Looks like the extra space is for a stack cookie (-fstack-protector=strong on by default, along with -fpie also complicating the code), and from copying the stack arg from above EBP to below for no reason.

Use -fno-stack-protector -fno-pie to simplify the asm. They're off by default on Godbolt, and newer GCC doesn't waste instructions copying from EBP+8 to another local, so https://godbolt.org/z/7bMzxGKsd illustrates that you do get only a 100 bytes of stack space reserved when you compile differently with a newer GCC. I also used -fverbose-asm to comment the asm with var names. 32-bit PIE code sucks (PC-relative addressing was new in x86-64 64-bit mode), so it's hard to read, that's why I mention -fno-pie even though it doesn't affect stack usage. (Other than for a moment when calling the thunk to get the current EIP into an integer register.)

---

I found what was going on by looking for n(%ebp) with |n| > 0x6c, so I spotted the mov %eax,-0x70(%ebp) (which is preceded by a load from 8(%ebp), i.e. the arg.) and the pushl -0x70(%ebp) which also made it clear this was a copy of dizi being pushed as an arg for printf.

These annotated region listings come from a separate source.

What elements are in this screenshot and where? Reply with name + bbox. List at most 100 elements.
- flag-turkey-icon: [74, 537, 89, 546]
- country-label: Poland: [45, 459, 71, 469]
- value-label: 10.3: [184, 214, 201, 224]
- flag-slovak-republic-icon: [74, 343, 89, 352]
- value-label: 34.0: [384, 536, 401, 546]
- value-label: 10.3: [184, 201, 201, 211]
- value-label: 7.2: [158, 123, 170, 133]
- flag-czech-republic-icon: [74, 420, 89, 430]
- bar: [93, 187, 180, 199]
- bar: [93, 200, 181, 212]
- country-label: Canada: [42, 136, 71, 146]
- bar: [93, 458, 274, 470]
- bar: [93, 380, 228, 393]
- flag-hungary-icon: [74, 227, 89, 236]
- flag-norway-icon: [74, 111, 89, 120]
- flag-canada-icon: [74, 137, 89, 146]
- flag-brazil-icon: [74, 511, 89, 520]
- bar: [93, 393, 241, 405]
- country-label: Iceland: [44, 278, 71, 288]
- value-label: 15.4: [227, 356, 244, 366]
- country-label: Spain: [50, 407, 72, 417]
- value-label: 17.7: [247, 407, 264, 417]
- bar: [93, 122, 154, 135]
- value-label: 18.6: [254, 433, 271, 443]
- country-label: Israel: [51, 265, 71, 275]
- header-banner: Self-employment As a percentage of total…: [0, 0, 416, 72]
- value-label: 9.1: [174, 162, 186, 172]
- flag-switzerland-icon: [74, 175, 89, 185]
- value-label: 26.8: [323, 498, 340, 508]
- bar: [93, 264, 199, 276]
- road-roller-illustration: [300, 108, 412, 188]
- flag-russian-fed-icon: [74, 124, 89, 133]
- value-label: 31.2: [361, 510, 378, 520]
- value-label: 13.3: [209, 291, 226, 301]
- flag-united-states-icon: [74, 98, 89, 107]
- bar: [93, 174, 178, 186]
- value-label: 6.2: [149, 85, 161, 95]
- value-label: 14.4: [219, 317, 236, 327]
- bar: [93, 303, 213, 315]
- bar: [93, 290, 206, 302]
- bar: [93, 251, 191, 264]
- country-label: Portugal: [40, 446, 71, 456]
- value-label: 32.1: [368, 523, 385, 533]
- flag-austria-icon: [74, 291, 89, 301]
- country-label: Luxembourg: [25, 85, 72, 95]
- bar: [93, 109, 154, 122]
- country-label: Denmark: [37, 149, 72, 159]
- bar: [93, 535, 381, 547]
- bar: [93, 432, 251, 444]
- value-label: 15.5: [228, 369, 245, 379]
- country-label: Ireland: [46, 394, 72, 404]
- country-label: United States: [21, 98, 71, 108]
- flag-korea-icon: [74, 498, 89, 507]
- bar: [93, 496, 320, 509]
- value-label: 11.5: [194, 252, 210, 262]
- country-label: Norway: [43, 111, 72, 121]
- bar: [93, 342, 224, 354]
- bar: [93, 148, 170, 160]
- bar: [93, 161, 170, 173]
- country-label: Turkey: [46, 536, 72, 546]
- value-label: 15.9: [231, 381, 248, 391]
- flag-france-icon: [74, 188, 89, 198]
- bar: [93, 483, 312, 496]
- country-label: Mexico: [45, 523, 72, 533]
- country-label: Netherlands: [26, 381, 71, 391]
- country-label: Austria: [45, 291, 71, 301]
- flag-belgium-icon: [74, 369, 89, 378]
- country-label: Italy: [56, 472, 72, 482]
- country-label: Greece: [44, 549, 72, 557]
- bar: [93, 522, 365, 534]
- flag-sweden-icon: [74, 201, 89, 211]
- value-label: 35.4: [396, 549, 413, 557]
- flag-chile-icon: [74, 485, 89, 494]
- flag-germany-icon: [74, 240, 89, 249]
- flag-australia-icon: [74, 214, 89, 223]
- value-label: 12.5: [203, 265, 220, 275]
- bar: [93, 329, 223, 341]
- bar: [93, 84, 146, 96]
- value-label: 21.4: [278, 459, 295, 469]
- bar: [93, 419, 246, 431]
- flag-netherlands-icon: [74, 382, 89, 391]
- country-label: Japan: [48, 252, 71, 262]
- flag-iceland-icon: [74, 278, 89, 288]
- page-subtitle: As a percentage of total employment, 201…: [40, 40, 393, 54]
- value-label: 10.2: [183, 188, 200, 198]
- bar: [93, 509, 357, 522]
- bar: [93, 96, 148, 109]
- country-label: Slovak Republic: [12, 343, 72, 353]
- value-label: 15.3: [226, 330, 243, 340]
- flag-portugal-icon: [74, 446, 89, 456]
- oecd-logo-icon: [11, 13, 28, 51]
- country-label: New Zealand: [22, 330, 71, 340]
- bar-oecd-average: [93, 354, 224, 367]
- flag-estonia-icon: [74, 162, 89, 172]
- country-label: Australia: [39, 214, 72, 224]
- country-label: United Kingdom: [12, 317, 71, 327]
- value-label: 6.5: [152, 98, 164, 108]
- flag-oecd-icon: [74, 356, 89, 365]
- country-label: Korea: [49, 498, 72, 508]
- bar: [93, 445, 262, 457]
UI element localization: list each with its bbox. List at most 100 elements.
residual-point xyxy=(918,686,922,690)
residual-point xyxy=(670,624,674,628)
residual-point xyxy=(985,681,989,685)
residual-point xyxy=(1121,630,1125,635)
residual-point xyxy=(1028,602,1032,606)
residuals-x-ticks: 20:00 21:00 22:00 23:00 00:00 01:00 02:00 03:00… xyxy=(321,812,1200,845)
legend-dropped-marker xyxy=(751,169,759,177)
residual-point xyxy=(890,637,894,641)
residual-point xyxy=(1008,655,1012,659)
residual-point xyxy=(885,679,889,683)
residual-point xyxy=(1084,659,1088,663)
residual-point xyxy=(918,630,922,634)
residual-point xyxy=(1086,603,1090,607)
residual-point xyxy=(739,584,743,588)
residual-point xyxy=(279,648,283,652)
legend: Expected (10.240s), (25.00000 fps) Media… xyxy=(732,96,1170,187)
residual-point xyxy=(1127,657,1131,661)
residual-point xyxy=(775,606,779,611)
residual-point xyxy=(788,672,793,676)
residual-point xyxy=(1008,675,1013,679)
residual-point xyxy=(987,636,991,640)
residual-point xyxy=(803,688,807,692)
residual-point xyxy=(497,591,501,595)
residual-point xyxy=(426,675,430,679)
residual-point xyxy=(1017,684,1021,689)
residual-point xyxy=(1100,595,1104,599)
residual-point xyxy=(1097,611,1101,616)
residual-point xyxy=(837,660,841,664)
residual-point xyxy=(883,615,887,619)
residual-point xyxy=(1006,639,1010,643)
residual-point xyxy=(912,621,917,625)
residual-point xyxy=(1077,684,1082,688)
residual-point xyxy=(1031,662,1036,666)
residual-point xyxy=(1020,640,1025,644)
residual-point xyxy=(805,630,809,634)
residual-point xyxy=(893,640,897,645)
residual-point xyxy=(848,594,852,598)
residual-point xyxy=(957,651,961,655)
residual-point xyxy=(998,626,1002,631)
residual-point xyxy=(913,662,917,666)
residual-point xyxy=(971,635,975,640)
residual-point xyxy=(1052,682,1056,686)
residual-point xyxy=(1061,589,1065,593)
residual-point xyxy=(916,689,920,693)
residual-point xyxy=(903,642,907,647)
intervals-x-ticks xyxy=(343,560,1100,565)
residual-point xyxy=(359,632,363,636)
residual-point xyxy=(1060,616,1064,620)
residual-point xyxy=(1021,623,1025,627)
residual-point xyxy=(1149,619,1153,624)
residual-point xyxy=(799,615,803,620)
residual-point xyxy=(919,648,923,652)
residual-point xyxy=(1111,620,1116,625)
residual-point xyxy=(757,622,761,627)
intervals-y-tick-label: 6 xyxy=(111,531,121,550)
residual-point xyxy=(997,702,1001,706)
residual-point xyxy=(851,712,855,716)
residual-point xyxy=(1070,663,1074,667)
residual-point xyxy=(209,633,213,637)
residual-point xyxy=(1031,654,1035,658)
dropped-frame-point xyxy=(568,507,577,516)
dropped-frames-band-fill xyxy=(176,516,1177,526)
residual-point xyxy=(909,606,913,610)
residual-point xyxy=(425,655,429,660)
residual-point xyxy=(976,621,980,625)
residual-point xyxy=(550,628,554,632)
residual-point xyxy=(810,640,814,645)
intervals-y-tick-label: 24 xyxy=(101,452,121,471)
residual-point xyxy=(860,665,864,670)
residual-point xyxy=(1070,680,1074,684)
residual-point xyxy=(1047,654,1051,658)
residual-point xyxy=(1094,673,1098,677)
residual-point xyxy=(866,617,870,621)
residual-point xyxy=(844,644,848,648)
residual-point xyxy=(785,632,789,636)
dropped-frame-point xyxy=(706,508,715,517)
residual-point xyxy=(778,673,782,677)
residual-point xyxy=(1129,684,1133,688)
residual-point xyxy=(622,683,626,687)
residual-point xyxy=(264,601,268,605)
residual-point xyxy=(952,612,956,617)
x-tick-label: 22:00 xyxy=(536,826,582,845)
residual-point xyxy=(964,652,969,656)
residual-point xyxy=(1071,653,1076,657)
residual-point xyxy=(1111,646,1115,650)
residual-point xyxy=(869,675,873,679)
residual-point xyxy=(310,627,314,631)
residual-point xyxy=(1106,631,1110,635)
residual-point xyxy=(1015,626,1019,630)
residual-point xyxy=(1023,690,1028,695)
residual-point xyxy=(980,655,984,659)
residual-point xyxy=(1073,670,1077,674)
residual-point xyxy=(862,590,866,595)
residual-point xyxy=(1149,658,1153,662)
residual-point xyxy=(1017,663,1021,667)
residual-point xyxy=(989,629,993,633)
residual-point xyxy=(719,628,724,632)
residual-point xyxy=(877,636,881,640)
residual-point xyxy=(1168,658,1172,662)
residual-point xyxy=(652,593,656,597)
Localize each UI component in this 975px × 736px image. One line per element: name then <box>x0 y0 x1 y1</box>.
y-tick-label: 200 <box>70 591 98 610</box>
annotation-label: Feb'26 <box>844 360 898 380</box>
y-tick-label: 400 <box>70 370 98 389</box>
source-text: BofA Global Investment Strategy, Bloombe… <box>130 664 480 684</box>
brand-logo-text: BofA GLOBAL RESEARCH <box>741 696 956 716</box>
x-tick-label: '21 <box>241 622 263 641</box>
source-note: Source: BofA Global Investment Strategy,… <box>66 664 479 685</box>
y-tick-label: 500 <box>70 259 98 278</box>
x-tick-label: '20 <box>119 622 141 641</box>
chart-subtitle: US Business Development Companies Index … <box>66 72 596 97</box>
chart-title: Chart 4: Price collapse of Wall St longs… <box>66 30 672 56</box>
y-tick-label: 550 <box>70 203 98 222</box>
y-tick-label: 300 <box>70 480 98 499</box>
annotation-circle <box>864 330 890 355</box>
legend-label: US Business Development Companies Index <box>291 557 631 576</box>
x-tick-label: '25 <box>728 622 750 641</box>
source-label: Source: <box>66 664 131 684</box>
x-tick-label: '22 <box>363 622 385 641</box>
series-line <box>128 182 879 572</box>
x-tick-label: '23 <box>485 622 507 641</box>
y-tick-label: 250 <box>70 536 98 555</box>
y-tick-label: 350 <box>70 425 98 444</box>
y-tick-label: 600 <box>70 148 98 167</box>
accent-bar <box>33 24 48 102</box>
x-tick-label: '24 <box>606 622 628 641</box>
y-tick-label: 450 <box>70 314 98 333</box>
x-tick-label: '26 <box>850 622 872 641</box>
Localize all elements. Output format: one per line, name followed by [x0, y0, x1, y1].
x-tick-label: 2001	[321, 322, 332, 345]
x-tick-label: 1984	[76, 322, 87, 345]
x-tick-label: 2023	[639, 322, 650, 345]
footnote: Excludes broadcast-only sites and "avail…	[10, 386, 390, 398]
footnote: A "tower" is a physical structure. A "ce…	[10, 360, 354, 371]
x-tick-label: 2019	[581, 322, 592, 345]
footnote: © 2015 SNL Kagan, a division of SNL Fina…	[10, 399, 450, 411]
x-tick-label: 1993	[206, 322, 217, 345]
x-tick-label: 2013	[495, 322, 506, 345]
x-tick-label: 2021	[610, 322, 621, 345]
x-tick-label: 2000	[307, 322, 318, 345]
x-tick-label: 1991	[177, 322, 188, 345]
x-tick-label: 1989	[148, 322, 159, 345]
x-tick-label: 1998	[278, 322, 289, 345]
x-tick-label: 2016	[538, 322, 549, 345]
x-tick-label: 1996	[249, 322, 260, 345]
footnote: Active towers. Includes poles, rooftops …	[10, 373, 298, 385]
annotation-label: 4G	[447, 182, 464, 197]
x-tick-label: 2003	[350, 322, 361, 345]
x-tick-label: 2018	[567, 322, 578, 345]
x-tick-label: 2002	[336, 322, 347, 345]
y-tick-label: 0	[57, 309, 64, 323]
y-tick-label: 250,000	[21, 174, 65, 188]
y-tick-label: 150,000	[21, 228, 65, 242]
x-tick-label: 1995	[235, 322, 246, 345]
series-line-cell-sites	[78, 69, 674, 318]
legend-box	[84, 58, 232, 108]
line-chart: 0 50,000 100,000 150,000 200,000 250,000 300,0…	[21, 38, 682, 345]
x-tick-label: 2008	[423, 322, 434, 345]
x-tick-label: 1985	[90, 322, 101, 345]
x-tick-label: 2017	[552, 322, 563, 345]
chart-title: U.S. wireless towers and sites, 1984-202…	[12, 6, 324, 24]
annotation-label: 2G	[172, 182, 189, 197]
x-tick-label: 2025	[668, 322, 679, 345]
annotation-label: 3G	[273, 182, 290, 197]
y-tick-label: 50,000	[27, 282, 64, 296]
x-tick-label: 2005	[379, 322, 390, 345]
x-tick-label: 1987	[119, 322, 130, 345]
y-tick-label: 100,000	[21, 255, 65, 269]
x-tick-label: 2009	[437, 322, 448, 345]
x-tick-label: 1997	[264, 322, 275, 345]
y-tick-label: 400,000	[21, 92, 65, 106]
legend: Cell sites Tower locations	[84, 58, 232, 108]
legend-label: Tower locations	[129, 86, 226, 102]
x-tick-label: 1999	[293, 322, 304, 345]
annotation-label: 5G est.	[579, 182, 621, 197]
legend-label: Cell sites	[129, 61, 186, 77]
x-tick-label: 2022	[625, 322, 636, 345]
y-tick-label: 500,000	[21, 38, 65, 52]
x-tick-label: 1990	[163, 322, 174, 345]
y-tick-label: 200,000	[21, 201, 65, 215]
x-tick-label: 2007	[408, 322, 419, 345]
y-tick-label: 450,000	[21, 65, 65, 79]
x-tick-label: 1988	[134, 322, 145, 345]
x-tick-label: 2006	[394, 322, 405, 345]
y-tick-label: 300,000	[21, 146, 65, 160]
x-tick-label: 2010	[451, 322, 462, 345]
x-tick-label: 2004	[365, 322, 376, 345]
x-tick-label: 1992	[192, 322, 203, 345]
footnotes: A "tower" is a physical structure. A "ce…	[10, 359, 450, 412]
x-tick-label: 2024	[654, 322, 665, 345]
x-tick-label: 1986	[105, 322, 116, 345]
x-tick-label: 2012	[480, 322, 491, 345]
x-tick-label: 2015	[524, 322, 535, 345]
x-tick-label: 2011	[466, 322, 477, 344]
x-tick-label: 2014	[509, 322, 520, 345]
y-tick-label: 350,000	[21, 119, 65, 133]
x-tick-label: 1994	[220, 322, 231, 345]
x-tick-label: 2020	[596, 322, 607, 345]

Also, mov %gs:0x14,%eax and call 0x1320 <__stack_chk_fail_local> made it obvious this was compiled with some form of -fstack-protector, so I looked and found it storing the stack cookie to mov %eax,-0x8(%ebp). (Right below the saved EBX, which itself is below the saved EBP, which the EBP frame pointer points at after bothering to set it up.)

---

Comments mentions EBX, but space for the saved EBP and EBX are allocated by push %ebp and push %ebx which themselves modify ESP, not part of the sub $0x6c,%esp.

Note that GCC does sometimes allocate more stack space than it needs for locals + alignment (Why does GCC allocate more space than necessary on the stack, beyond what's needed for alignment?) but that's not what it's doing here: it is using every byte of the stack space it reserves. Not usefully, but you asked it not to optimize so it made dumb code. :P

Answer 2

Looking at your disassembled code, it appears that it is checking for data overrun in the strcpy function. At <+28> and <+34>, it writes a magic number gs:0x14 to the address just past the end of buff_array. Then after strcpy returns, at <+74>-<+84>,it checks that this magic number hasn't been overwritten. If it has, it knows that more than 100 bytes were copied, and it signals an error with __stack_chk_fail_local.